Rate Limiting - SLA-Based
The Rate Limiting policies based on a service level access (SLA) are client ID-based policies that use the client ID as a reference to impose limits on the number of requests that each application can make within a period of time. To use these policies you need to create at least one SLA tier to define request limits.
You can configure an SLA tier to require manual approval of requests from users who want to register an app to call your API.
SLA-based rate limiting restricts the number of requests by application to your API based on the configuration of an SLA tier. By default, you provide the Client ID and token credentials in the form of query parameters named client_id and client_secret. In Mule 4, you can choose to provide only the Client ID in your SLA policy. This is especially useful when combining this policy with a federated policy, such as OpenAM or PingFederate.
Rate limiting (not SLA-based) restricts the number of requests the API accepts from all applications within a certain time period. After reaching the limit, requests are rejected. Users don’t need to register applications or send Client IDs.
You can alter the Mule expression that points to the credentials, and obtain these values from elsewhere in the HTTP message.
If you create at least one SLA tier for an API, a user who requests access from a new application must choose an SLA tier. You can offer multiple SLA tier choices based on different rate limits and throttling.
If the selected SLA tier is set to automatic, then API Manager instantly approves all requests for API access, and users can immediately send authenticated requests to the API. If the selected SLA tier was configured with manual approval, an admin of your organization has to approve it before a user can start to send valid requests to your API.
To approve API access requests, go to the API version page, and select Applications.
There you can view details about your pending and processed requests and manage them.
First, create an SLA tier.
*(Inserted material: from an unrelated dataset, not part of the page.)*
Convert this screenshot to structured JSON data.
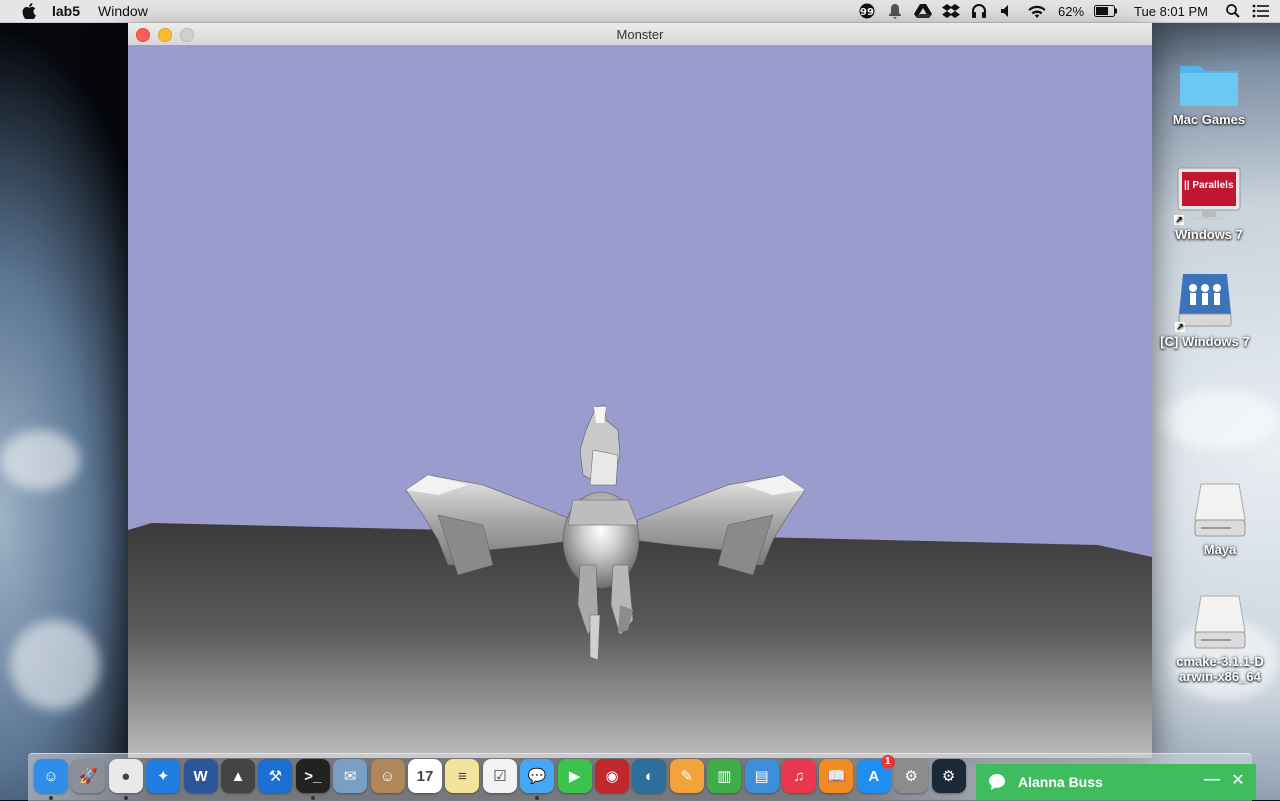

If you choose manual approval, any application requests for access must be manually approved by an admin in your organization.
Multiple SLA limits are supported under the following conditions:
API Manager manages the API
API Gateway runtime 2.1 or later manages the API
When an SLA tier having more than one limit is used for an API that runs on an API Gateway runtime earlier than 2.1, only the first defined limit is enforced.
You can specify multiple throughput limits for a single SLA tier.
In the Add SLA Tier dialog, in Limits, set the first set of limits.
Click the plus icon, and set the next set of limits.
# of Reqs Time Period Time Unit
For example, an SLA tier named Gold is set to limit requests to 100 requests per second as well as a limit of 10,000 requests per day. This ensures that applications registered on the Gold tier don’t exceed a bursting limit of 100 requests per second. Traffic bottlenecks are avoided, while ensuring that registered applications get the advertised SLA of 10,000 requests per day.
If you uncheck the visible flag, the first limit of 100 requests is not exposed to application developers at registration time. When you configure only one limit, that limit must be visible.
Three headers are included in request responses that inform users about the SLA restrictions and inform them when nearing the threshold. When the SLA enforces multiple policies that limit request throughput, a single set of headers pertaining to the most restrictive of the policies provides this information.
For example, a user of your API may receive a response that includes these headers:
X-RateLimit-Limit: 20 X-RateLimit-Remaining: 14 X-RateLimit-Reset: 19100
Within the next 19100 milliseconds, only 14 more requests are allowed by the SLA, which is set to allow 20 within this time-window.
The guidelines for rate limiting in a cluster applies to rate limiting for SLA-based policies.